El espectador activo desde su butaca, disfruta también de las referencias a lo largo de todo el  largometraje. Desde el videoclip de la canción «Old Soft Shoe» hasta Ciudadano Kane, V de Vendetta, e inclusive podríamos decir el Tercer Hombre, lo cual dota a la película de la atemporalidad del buen cine, vestido con una paleta de colores exquisita. Tampoco pasa por alto contexto, los continuos hospitales o el “Why so serious” del final pues no deja de ser un Spin Off de Batman (asimismo del Joker en sus versiones pasadas, el vinilo de De Niro en el camerino recuerda a la versión de Jack Nicholson, así como el beso al principio del programa puede evocar una de las entrevistas de Heath Ledger).

Además, se sugiere un posible pasado común genético entre héroe y antihéroe. La forma más primitiva del bien y del mal, del comienzo de cualquier religión y filosofía. Algo que, sin duda, rescata el debate de “nature-nurture”, “gen-ambiente” y que se plasma en un “aun-no-villano” “entre rejas” mirando de frente la naive injusticia de la riqueza. 

La postmodernidad que salpica la sangre “tarantinianamente” en forma de lágrima sobre el rostro de Arthur (por cierto, “el Rey Arturo”, Art-arte) contribuye a terminar con el dramatismo, culminando el fin de éste en unas escaleras que ya no son cuesta arriba sino cuesta abajo, en una escena diríamos la más luminosa y un baile (o comportamiento, según se entienda el símil) que ya no es para uno mismo, si no que se puede compartir en todo su esplendor y rareza con el resto. 

La falta de expectativas sobre el personaje es lo que lo hace interesante, esa falta de correlación o sentido entre acciones. Sin embargo, y aunque lo que haga posible la película sea esta “resistencia” de payasos en un mundo que ya no nos hace gracia pues se ha vuelto inhumano e impersonal (caretas), la película debe de ser vista con sentido crítico, pues en un mundo patas arriba puede confundirse la ficción y la realidad y esto no deja de ser una oda a un villano colocado en forma de mesías sobre un coche como si fuese su cruz, una justificación de sus acciones que pertenecen tan solo a la gran pantalla. 

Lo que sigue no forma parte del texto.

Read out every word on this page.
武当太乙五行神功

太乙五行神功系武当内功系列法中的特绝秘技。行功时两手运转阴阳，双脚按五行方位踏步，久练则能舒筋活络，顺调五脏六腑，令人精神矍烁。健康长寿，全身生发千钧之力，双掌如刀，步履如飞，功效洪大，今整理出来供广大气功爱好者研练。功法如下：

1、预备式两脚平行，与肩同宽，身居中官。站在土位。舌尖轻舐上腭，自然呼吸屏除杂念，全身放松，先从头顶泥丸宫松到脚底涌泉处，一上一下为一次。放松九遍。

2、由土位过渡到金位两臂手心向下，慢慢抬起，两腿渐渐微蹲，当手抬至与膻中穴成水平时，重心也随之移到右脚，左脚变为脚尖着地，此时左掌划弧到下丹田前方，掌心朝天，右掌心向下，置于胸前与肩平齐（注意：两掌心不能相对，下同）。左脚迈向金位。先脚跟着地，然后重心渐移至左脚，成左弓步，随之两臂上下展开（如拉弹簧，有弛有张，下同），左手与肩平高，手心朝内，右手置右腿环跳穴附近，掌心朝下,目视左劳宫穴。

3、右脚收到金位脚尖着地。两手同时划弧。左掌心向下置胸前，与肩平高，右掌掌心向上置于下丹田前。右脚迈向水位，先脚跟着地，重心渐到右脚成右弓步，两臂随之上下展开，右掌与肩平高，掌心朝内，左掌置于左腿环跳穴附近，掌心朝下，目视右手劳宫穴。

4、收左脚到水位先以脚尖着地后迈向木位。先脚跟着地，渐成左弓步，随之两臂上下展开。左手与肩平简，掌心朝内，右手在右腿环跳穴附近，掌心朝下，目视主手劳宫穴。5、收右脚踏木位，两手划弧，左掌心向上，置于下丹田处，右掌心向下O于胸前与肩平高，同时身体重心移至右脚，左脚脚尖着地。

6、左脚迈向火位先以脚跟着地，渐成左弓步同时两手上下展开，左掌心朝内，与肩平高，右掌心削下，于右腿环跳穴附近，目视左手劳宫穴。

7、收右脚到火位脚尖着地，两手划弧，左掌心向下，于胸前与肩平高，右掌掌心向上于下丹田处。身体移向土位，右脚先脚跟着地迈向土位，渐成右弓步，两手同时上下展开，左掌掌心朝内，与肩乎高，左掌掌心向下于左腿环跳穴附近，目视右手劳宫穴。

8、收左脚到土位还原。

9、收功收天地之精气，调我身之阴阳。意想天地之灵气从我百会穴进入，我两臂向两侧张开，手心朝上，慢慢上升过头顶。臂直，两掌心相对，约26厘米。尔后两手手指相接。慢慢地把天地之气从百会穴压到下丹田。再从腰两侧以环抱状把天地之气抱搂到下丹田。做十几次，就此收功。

La soledad del personaje es tal que solo lo acompaña su reflejo en el espejo, algo que vemos constantemente. Sin embargo, dejamos de sentir condescendencia cuando todo empieza a irradiar dopamina, dinamismo del ser, y es que al fin y al cabo, todos deberíamos de bailar más a menudo, cambiar las etiquetas que nos han puesto y encontrar un motivo para dejar de pensar que no hacemos las cosas bien. Él es nuestro reflejo más distorsionado. Alegrándonos cuando deja de atormentarse por estar triste al no poder ser feliz a la manera impuesta o todo el tiempo. Y es esto lo que al final debemos de entender, ser y dejar ser, intentar evitar el daño y hacer el bien, para elevar este último hasta que podamos sonreír de verdad.